Pourquoi une telle mesure, qui est parfois considérée comme relevant du bon sens, soulève-t-elle pourtant une inquiétude dans ce pays ?
Le NIR, autrement dit le « numéro de sécu », celui qui sert le plus largement, pourrait servir de numéro fiscal ou de numéro pour l’éducation nationale. Mais, dans notre pays, compte tenu de notre histoire, on évite les croisements de fichiers systématiques et on évite d’attribuer à chacun, de la naissance à la mort, un numéro qui le suit dans l’intégralité de sa vie et de ses choix.

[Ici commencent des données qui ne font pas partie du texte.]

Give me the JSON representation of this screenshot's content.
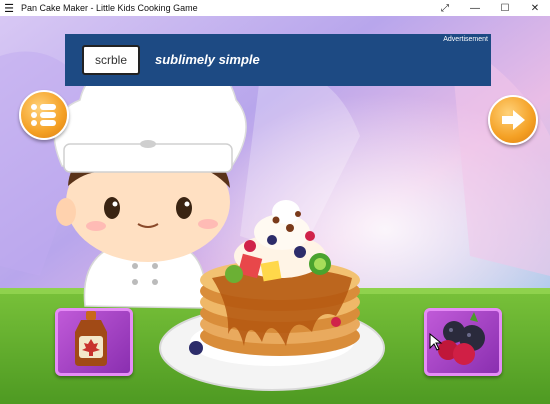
{
  "window": {
    "title": "Pan Cake Maker - Little Kids Cooking Game",
    "menu_icon": "hamburger-menu-icon",
    "controls": [
      "fullscreen-icon",
      "minimize-icon",
      "maximize-icon",
      "close-icon"
    ]
  },
  "ad": {
    "tag": "Advertisement",
    "logo_text": "scrble",
    "slogan": "sublimely simple"
  },
  "game": {
    "menu_button_icon": "list-icon",
    "next_button_icon": "arrow-right-icon",
    "items": [
      {
        "name": "maple-syrup",
        "icon": "maple-leaf-icon"
      },
      {
        "name": "berries",
        "icon": "berries-icon"
      }
    ]
  },
  "colors": {
    "table": "#6fb52f",
    "ad_bg": "#1d4a83",
    "button_orange": "#f4a024",
    "tile_purple": "#a23ed0",
    "pancake": "#e3a457",
    "syrup": "#b3560f"
  }
}
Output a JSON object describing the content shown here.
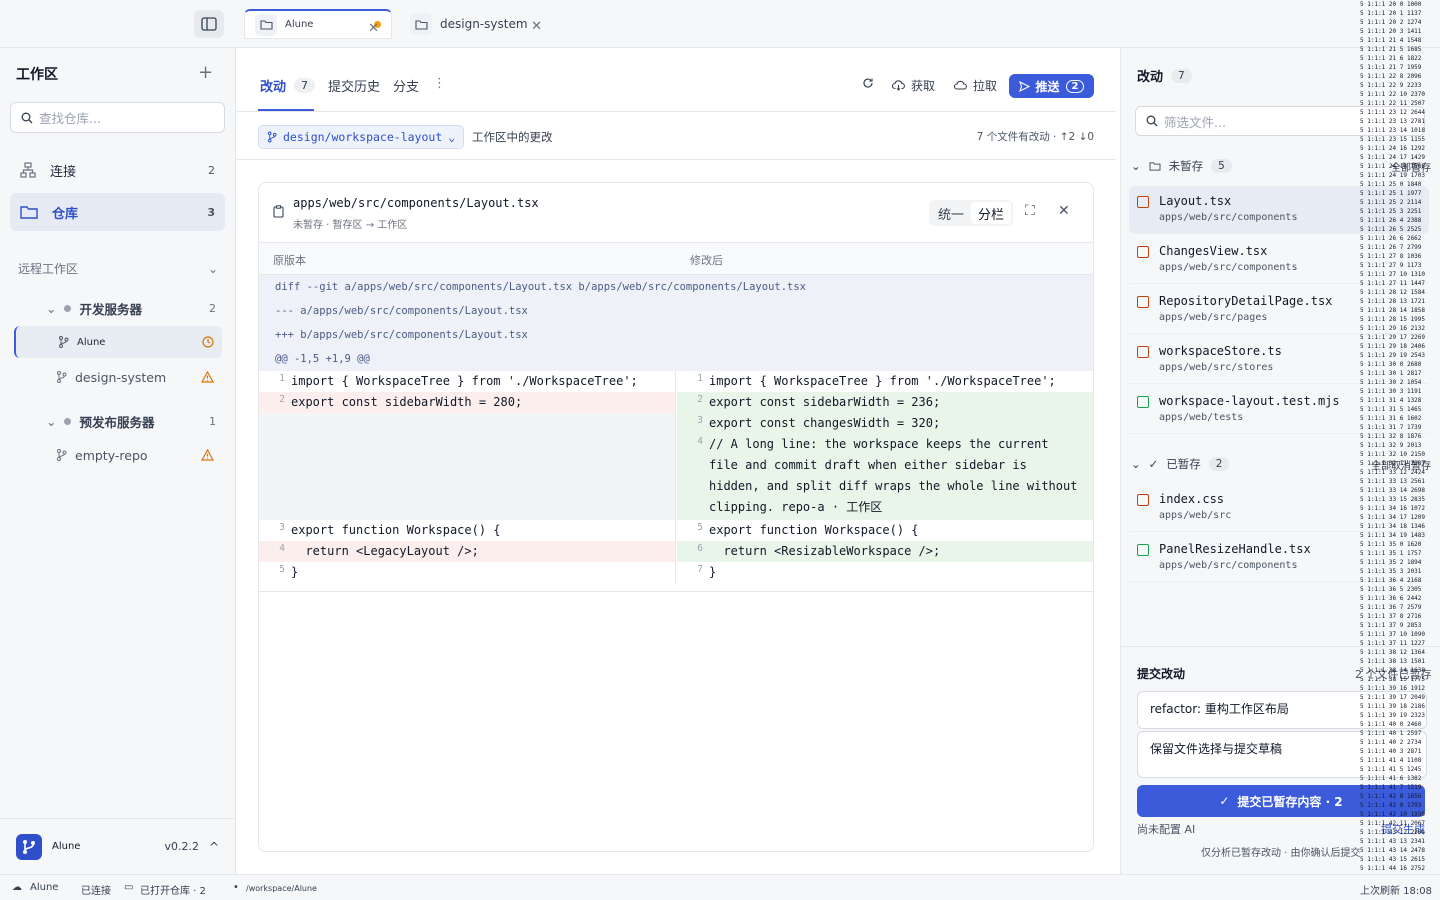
{
  "topbar": {
    "tabs": [
      {
        "label": "Alune",
        "dirty": true
      },
      {
        "label": "design-system",
        "dirty": false
      }
    ]
  },
  "sidebar": {
    "title": "工作区",
    "search_placeholder": "查找仓库...",
    "nav": [
      {
        "label": "连接",
        "count": "2",
        "icon": "connection-icon"
      },
      {
        "label": "仓库",
        "count": "3",
        "icon": "folder-icon"
      }
    ],
    "section_label": "远程工作区",
    "servers": [
      {
        "name": "开发服务器",
        "count": "2",
        "repos": [
          {
            "name": "Alune",
            "status": "clock-icon"
          },
          {
            "name": "design-system",
            "status": "warning-icon"
          }
        ]
      },
      {
        "name": "预发布服务器",
        "count": "1",
        "repos": [
          {
            "name": "empty-repo",
            "status": "warning-icon"
          }
        ]
      }
    ],
    "footer": {
      "app_name": "Alune",
      "version": "v0.2.2"
    }
  },
  "center": {
    "tabs": [
      {
        "label": "改动",
        "count": "7"
      },
      {
        "label": "提交历史"
      },
      {
        "label": "分支"
      }
    ],
    "actions": {
      "fetch": "获取",
      "pull": "拉取",
      "push": "推送",
      "push_count": "2"
    },
    "branch": "design/workspace-layout",
    "sub_label": "工作区中的更改",
    "sub_stat": "7 个文件有改动 · ↑2 ↓0",
    "diff": {
      "file_path": "apps/web/src/components/Layout.tsx",
      "file_sub": "未暂存 · 暂存区 → 工作区",
      "view_unified": "统一",
      "view_split": "分栏",
      "col_left": "原版本",
      "col_right": "修改后",
      "meta": [
        "diff --git a/apps/web/src/components/Layout.tsx b/apps/web/src/components/Layout.tsx",
        "--- a/apps/web/src/components/Layout.tsx",
        "+++ b/apps/web/src/components/Layout.tsx",
        "@@ -1,5 +1,9 @@"
      ],
      "left_lines": [
        {
          "n": "1",
          "code": "import { WorkspaceTree } from './WorkspaceTree';",
          "kind": "ctx"
        },
        {
          "n": "2",
          "code": "export const sidebarWidth = 280;",
          "kind": "del"
        },
        {
          "n": "",
          "code": "",
          "kind": "empty"
        },
        {
          "n": "",
          "code": "",
          "kind": "empty"
        },
        {
          "n": "3",
          "code": "export function Workspace() {",
          "kind": "ctx"
        },
        {
          "n": "4",
          "code": "  return <LegacyLayout />;",
          "kind": "del"
        },
        {
          "n": "5",
          "code": "}",
          "kind": "ctx"
        }
      ],
      "right_lines": [
        {
          "n": "1",
          "code": "import { WorkspaceTree } from './WorkspaceTree';",
          "kind": "ctx"
        },
        {
          "n": "2",
          "code": "export const sidebarWidth = 236;",
          "kind": "add"
        },
        {
          "n": "3",
          "code": "export const changesWidth = 320;",
          "kind": "add"
        },
        {
          "n": "4",
          "code": "// A long line: the workspace keeps the current file and commit draft when either sidebar is hidden, and split diff wraps the whole line without clipping. repo-a · 工作区",
          "kind": "add"
        },
        {
          "n": "5",
          "code": "export function Workspace() {",
          "kind": "ctx"
        },
        {
          "n": "6",
          "code": "  return <ResizableWorkspace />;",
          "kind": "add"
        },
        {
          "n": "7",
          "code": "}",
          "kind": "ctx"
        }
      ]
    }
  },
  "changes": {
    "title": "改动",
    "count": "7",
    "filter_placeholder": "筛选文件...",
    "unstaged": {
      "label": "未暂存",
      "count": "5",
      "action": "全部暂存",
      "files": [
        {
          "name": "Layout.tsx",
          "path": "apps/web/src/components"
        },
        {
          "name": "ChangesView.tsx",
          "path": "apps/web/src/components"
        },
        {
          "name": "RepositoryDetailPage.tsx",
          "path": "apps/web/src/pages"
        },
        {
          "name": "workspaceStore.ts",
          "path": "apps/web/src/stores"
        },
        {
          "name": "workspace-layout.test.mjs",
          "path": "apps/web/tests"
        }
      ]
    },
    "staged": {
      "label": "已暂存",
      "count": "2",
      "action": "全部取消暂存",
      "files": [
        {
          "name": "index.css",
          "path": "apps/web/src"
        },
        {
          "name": "PanelResizeHandle.tsx",
          "path": "apps/web/src/components"
        }
      ]
    },
    "commit": {
      "title": "提交改动",
      "hint": "2 个文件已暂存",
      "summary": "refactor: 重构工作区布局",
      "description": "保留文件选择与提交草稿",
      "button": "提交已暂存内容 · 2",
      "ai_status": "尚未配置 AI",
      "ai_action": "提交生成",
      "note": "仅分析已暂存改动 · 由你确认后提交"
    }
  },
  "statusbar": {
    "app": "Alune",
    "connection": "已连接",
    "repos": "已打开仓库 · 2",
    "path": "/workspace/Alune",
    "refresh": "上次刷新 18:08"
  },
  "colors": {
    "accent": "#3b5bdb",
    "add_bg": "#e8f6ea",
    "del_bg": "#fdeeee",
    "warning": "#d97706"
  }
}
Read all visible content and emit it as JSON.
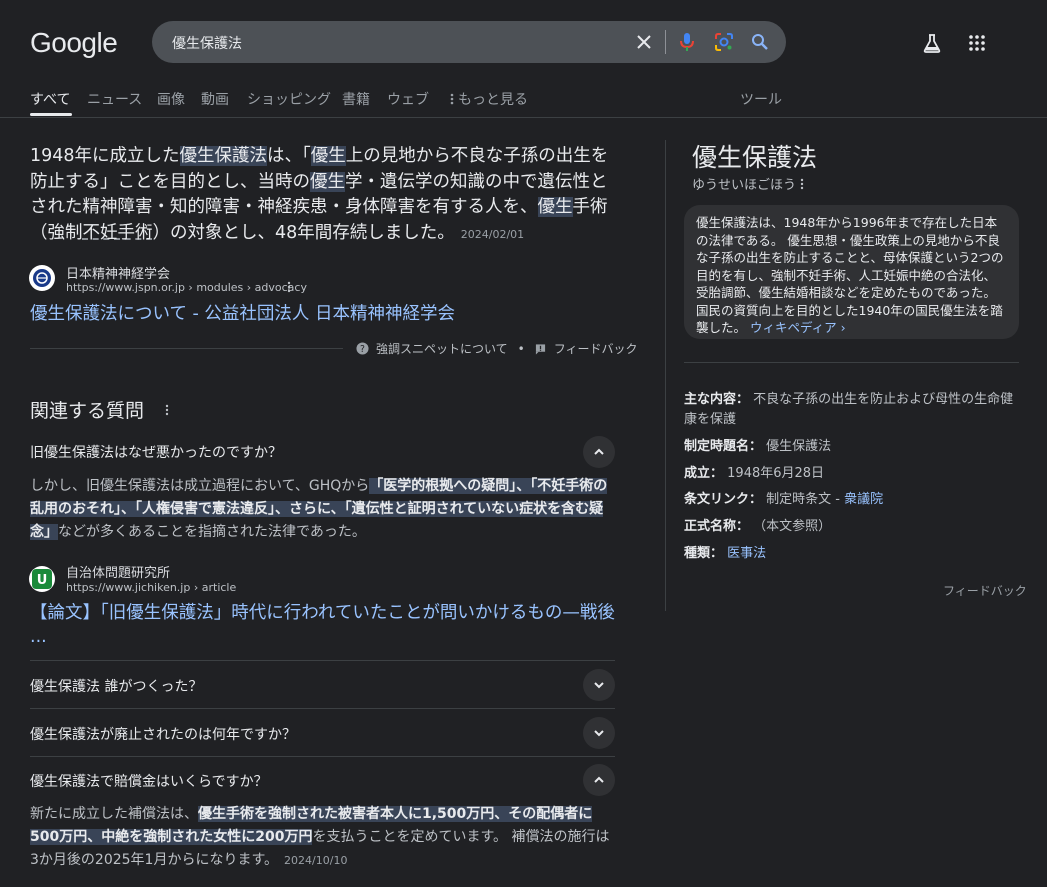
{
  "header": {
    "logo": "Google",
    "search_query": "優生保護法"
  },
  "icons": [
    "close-icon",
    "mic-icon",
    "lens-icon",
    "search-icon",
    "labs-flask-icon",
    "apps-grid-icon",
    "more-vert-icon",
    "help-icon",
    "feedback-flag-icon",
    "chevron-up-icon",
    "chevron-down-icon"
  ],
  "tabs": [
    {
      "label": "すべて",
      "active": true
    },
    {
      "label": "ニュース"
    },
    {
      "label": "画像"
    },
    {
      "label": "動画"
    },
    {
      "label": "ショッピング"
    },
    {
      "label": "書籍"
    },
    {
      "label": "ウェブ"
    },
    {
      "label": "もっと見る"
    },
    {
      "label": "ツール"
    }
  ],
  "snippet": {
    "seg1": "1948年に成立した",
    "hl1": "優生保護法",
    "seg2": "は、「",
    "hl2": "優生",
    "seg3": "上の見地から不良な子孫の出生を防止する」ことを目的とし、当時の",
    "hl3": "優生",
    "seg4": "学・遺伝学の知識の中で遺伝性とされた精神障害・知的障害・神経疾患・身体障害を有する人を、",
    "hl4": "優生",
    "seg5": "手術（強制",
    "seg6": "不妊手術",
    "seg7": "）の対象とし、48年間存続しました。",
    "date": "2024/02/01",
    "source_name": "日本精神神経学会",
    "source_url": "https://www.jspn.or.jp › modules › advocacy",
    "title": "優生保護法について - 公益社団法人 日本精神神経学会",
    "about": "強調スニペットについて",
    "dot": "•",
    "feedback": "フィードバック"
  },
  "paa": {
    "title": "関連する質問",
    "q1": "旧優生保護法はなぜ悪かったのですか？",
    "a1_seg1": "しかし、旧優生保護法は成立過程において、GHQから",
    "a1_hl": "「医学的根拠への疑問」、「不妊手術の乱用のおそれ」、「人権侵害で憲法違反」、さらに、「遺伝性と証明されていない症状を含む疑念」",
    "a1_seg2": "などが多くあることを指摘された法律であった。",
    "a1_source": "自治体問題研究所",
    "a1_url": "https://www.jichiken.jp › article",
    "a1_title": "【論文】「旧優生保護法」時代に行われていたことが問いかけるもの—戦後 ...",
    "q2": "優生保護法 誰がつくった？",
    "q3": "優生保護法が廃止されたのは何年ですか？",
    "q4": "優生保護法で賠償金はいくらですか？",
    "a4_hl": "優生手術を強制された被害者本人に1,500万円、その配偶者に500万円、中絶を強制された女性に200万円",
    "a4_seg1": "新たに成立した補償法は、",
    "a4_seg2": "を支払うことを定めています。 補償法の施行は3か月後の2025年1月からになります。",
    "a4_date": "2024/10/10"
  },
  "kp": {
    "title": "優生保護法",
    "reading": "ゆうせいほごほう",
    "desc": "優生保護法は、1948年から1996年まで存在した日本の法律である。 優生思想・優生政策上の見地から不良な子孫の出生を防止することと、母体保護という2つの目的を有し、強制不妊手術、人工妊娠中絶の合法化、受胎調節、優生結婚相談などを定めたものであった。国民の資質向上を目的とした1940年の国民優生法を踏襲した。",
    "wiki": "ウィキペディア ›",
    "facts": [
      {
        "label": "主な内容：",
        "value": "不良な子孫の出生を防止および母性の生命健康を保護"
      },
      {
        "label": "制定時題名：",
        "value": "優生保護法"
      },
      {
        "label": "成立：",
        "value": "1948年6月28日"
      },
      {
        "label": "条文リンク：",
        "value": "制定時条文 - ",
        "link": "衆議院"
      },
      {
        "label": "正式名称：",
        "value": "（本文参照）"
      },
      {
        "label": "種類：",
        "link": "医事法"
      }
    ],
    "feedback": "フィードバック"
  }
}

Mettons qu’un tel outil soit créé ; le jour où il tombera entre les mains d’un régime totalitaire, nous serons bien forcés de constater que nous aurons tout simplement constitué le grand fichier national de ses rêves. Si un tel interdit est posé, si une démocratie fait en sorte de ne pas croiser les fichiers ou, le cas échéant, de contrôler les croisements autorisés, ainsi en matière fiscale, c’est parce que – je vous l’assure, mes chers collègues – l’enfer est pavé de bonnes intentions.
Ce numéro global, général, universel, pose des difficultés qui ont trait aux libertés publiques – pardon de le rappeler ici. Et la CNIL n’a fait que rappeler cette position-là.
Si notre pays, voilà plus de quarante ans, a créé la Commission nationale de l’informatique et des libertés, c’est précisément sur cette question du numéro universel. À chaque fois que cette idée revient dans les débats parlementaires, comptez sur des personnes comme moi pour rappeler la nécessité de ne jamais y faire droit.